James Drury nous raconte donc et nous l’écoutons volontiers. « Le Virginien » était à l’origine un livre, un roman américain devenu un énorme succès. Il fut plusieurs fois adapté au cinéma, notamment avec Gary Cooper. En 1962, le studio Universal décida d’en faire une nouvelle adaptation, à présent pour la télévision. Parce que les chaînes réclamaient des westerns, et toujours plus de westerns. La distribution reprenait simplement les personnages du roman. C’est ainsi que nous eûmes le formidable générique demeuré dans nos mémoires : James Drury (Le Virginien), Doug McClure (Trampas), Gary Clarke (Steve), Lee J. Cobb (le juge Garth), Roberta Shore (Betsy). Toute notre enfance. Par la suite, la distribution varia. Mais celle-ci est restée gravée dans nos esprits. Avec le ranch de Shiloh, avec la ville de Medicine Bow.

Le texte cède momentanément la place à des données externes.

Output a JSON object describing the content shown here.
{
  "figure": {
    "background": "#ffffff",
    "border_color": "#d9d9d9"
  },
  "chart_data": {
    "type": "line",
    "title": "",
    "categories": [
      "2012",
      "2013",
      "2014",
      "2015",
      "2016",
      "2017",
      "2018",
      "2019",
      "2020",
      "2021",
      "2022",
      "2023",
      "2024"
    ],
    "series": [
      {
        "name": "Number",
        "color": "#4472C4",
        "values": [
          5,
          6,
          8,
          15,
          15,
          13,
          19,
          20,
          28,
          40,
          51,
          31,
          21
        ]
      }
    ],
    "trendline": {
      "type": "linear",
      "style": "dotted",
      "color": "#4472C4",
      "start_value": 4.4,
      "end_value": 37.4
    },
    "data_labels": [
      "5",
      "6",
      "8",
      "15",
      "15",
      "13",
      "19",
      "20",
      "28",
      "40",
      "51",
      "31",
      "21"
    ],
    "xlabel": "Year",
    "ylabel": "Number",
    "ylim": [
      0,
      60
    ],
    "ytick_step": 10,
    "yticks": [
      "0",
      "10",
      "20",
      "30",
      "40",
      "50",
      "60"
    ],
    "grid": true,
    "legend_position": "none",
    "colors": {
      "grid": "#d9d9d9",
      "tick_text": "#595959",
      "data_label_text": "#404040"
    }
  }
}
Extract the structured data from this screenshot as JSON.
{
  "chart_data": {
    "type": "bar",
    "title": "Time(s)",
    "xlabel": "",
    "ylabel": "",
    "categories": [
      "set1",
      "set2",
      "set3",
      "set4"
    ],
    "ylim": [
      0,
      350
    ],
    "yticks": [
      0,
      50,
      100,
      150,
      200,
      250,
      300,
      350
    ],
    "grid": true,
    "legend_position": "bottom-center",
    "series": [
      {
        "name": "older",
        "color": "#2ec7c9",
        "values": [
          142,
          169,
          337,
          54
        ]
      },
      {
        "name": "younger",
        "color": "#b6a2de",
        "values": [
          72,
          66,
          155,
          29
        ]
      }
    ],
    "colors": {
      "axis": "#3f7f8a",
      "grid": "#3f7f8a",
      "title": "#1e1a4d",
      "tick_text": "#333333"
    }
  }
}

La particularité du « Virginien » était que les épisodes, au lieu d’être les classiques 50 minutes, duraient 70 minutes. J’ignore qui eut cette idée, mais il s’agissait d’un coup de génie. 70 minutes, cela correspondait peu ou prou à un film de série B de l’époque. Ainsi donc, regarder un épisode équivalait à regarder un véritable film. De là viennent l’incroyable succès et popularité de la série. Elle a fait le tour du monde. Tous l’ont vue, au moins une fois. Pour nous (pour moi, en tout cas), elle représentait, et représente encore, les longs dimanches après-midis de notre jeunesse. Longs, car qu’aurions-nous pu faire, à part regarder la télé ? Nous n’avions ni Internet, ni smartphone, ni rien. Sans doute sommes-nous enclins à enjoliver un peu trop cette période.

On revoit ça aujourd’hui et on est surpris. Pas d’effets spéciaux, pas d’explosions. Simplement des acteurs qui se mettent devant la caméra et disent leur texte. Ils ont le temps de développer leurs personnages, les réalisateurs ont le temps de les diriger. Tout le contraire de maintenant, où les séries se font à la vitesse grand V. Les personnages ? Ceux du « Virginien » ne sont ni bons, ni méchants. Les scénarios se donnent la peine de les présenter dans toutes leurs facettes. Ils nous ressemblent. Tout ce qu’on voit dans la série nous est proche. On se dit que ce qui arrive dans ces histoires pourrait très bien nous arriver à nous-même. En fait, ces aventures sont presque les nôtres. Voilà l’explication du succès. Ce « show » dura 8 ans, avant de disparaître. Comme tous les autres westerns, genre tombé en désuétude. Bien dommage. J’aimerais beaucoup que ça revienne.

Sur le DVD, je regarde une dernière fois la silhouette de James Drury, j’écoute une dernière fois sa voix. À quoi bon se mentir ? Ma jeunesse est partie. Je suis vieux désormais. Tant pis, le Virginien chevauche en direction du ranch de Shiloh. Pour toujours.